# the usefulness of the philippine martial arts



## thekuntawman (Mar 13, 2002)

a tip for how to teach your students the philippine martial arts:

when you teached it, keep in mind that most of your opponents do not come at you the way another eskrimador will do it. most of the time if you are lucky to have a weapon, he will not have one, or there will be a few people, or you will not have the same weapon.

emphasixe that you are attacking with the weapon instead of always being the defender. when i look at many philippine styles, they will always say "feed" me a number 1 (2,3,4, etc). this is not useful to the average guy who probably just wants to defend hisself and his family. instead, train him how to attack someone, meaning you will spend time on hit patterns, cutting patterns (if you are teaching blades) and striking pattern for empty hands and kickings.

use different method of attack for your defense technique, not just how a martial artist will attack (like some number or jujitsu attack), but what the average bozo on the street will do, a haymaker, grab from behind, shirt/collar grab with a punch, a push from front or back, stuff like that. 

the weapon you use can be a pen, cell phones, pair of sunglasses (folded up), unbrella (holding in the middel, not the end like a stick). 

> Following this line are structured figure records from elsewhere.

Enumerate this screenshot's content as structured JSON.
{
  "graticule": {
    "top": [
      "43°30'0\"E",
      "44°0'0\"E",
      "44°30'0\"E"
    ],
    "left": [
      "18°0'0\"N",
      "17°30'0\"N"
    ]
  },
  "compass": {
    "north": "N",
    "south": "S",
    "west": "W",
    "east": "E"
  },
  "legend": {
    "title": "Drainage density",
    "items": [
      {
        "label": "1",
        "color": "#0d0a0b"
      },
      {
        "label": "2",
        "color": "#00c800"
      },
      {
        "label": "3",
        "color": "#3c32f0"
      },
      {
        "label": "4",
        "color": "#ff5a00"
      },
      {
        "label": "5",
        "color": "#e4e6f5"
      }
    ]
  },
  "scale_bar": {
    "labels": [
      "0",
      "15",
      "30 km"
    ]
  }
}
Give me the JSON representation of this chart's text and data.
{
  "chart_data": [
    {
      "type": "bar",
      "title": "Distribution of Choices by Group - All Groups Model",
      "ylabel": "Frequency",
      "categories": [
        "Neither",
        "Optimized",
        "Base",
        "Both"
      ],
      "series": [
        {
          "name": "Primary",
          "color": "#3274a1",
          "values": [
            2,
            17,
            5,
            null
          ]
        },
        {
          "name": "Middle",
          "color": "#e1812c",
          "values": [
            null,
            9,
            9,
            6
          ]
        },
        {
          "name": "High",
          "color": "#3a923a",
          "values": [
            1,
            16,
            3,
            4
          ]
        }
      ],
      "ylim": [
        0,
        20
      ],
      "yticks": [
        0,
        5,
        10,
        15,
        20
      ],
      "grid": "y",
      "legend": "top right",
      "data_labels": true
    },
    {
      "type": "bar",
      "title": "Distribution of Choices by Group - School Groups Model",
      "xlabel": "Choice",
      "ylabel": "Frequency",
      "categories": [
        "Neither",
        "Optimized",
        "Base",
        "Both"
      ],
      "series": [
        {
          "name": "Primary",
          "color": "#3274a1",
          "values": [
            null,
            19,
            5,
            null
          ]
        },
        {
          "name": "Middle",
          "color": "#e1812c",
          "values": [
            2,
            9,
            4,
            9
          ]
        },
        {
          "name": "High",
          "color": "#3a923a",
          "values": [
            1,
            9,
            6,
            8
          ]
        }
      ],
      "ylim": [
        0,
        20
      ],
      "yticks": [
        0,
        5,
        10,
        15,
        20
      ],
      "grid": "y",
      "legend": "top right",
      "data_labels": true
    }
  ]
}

of course you will have to do role playing (sparring). make sure you pad them up so they will get the chance to hit hard.

this is how your arnis/eskrima can be different from the drills people. i hope you can appreciate this ideas from me.


----------



## tshadowchaser (Mar 13, 2002)

May I add to what thekuntawman said with 
If there is a complet beginner arond let them attack you or the student in any fasion they want. Beginners and people not trained deffenatly attack in unusual ways.
Those trained in an arrt attack normaly attack they way they are taught.
Basicly this is what was said befor just in a diffrent way
Shadow


----------



## VampyrSoul2000 (Mar 23, 2002)

How many thugs on the street actually run up and get in proper stance and throw a proper punch and wait for you to react? Not many that I know, and if they do, then they deserve what they get coming to them.
It's good to practise set plays, so to speak, just to learn how and why you are doing the moves, but things happen and te average street maniac will not play by the rules.
It's good to know everything, the right way for the school, and the right way for the streets.


----------